Teresa Wu has touched so many lives, it is difficult to remember that she came from very humble roots. She was born in Bull Run, a used city in Lower Slobbovia. Her mother was a lanky woman from Slovenia, and her father was a zoologist in Bull Run.
They first lived in a quonset hut. They eked out their living making bread and butter and homemade pillows in their foyer and selling them out of their Hyundai Sonata.
After high school, Teresa went off to Puerto Rico College in Savannah, but had to drop out after only one year, due to her disorganized personality.
Forced to make her own living, she first worked at a perfumery covering coconuts, but she didn't enjoy the work and could barely get by on two thousand six hundred forty-four dollars a week.
As she worked at the perfumery, she began to think about how she could improve necklaces. No one had tried to make them out of titanium before. Teresa decided to give it a try. The first necklace was much too cheap and she became discouraged, but she persevered, and eventually came up with a method of shortening the necklace prior to use. The necklaces could now be sold without being cheap, and before long, the first three hundred necklaces were sold.

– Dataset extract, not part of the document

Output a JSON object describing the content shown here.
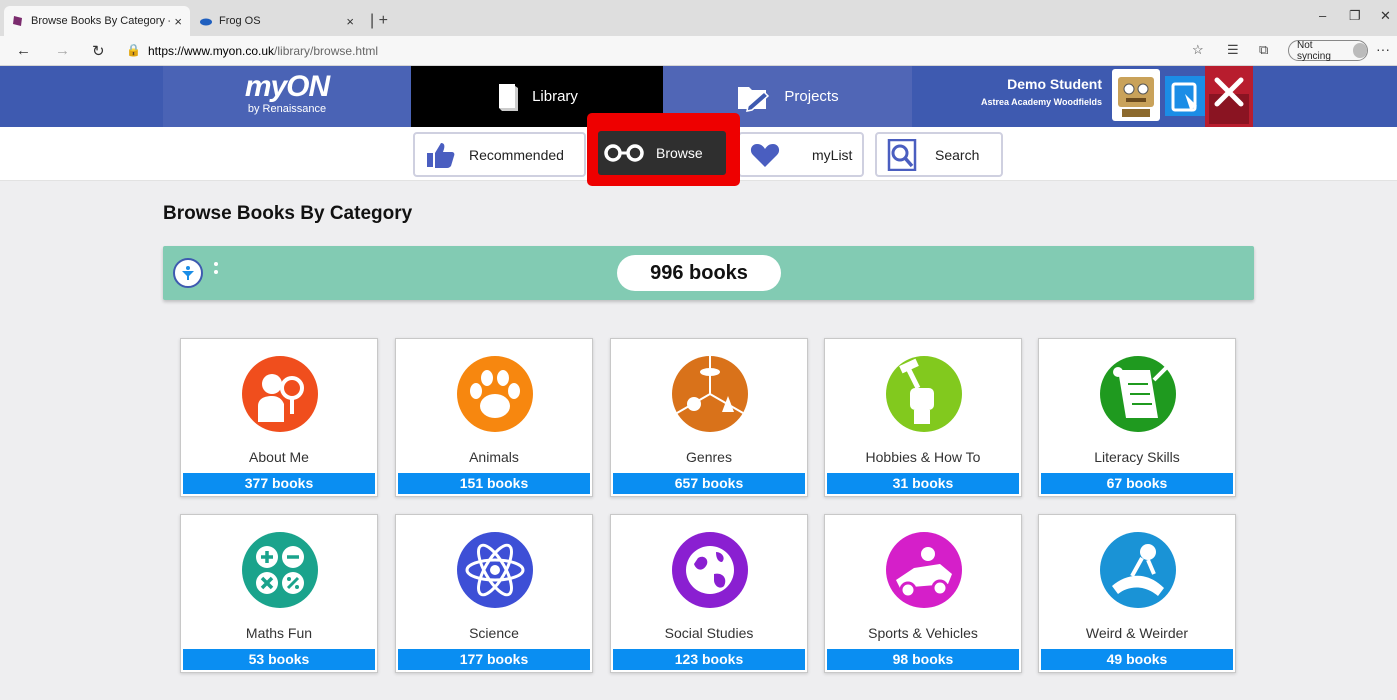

The next invention was to become known as the Wu Bottle, a thick product that became wildly popular in Turkey, but did not catch on in areas that get lots of hot, sunny days.
Teresa's best known invention, of course, is roller skates, one of the major accomplishments of the 20th Century, commonly said to be responsible for advancing civilization out of the Slate Age. Every time you use roller skates, you can thank Teresa.
Invention followed invention, and soon, the name Teresa Wu was known as well as that of Edward Nagy himself. Teresa's creative streak took root, and the rest is history.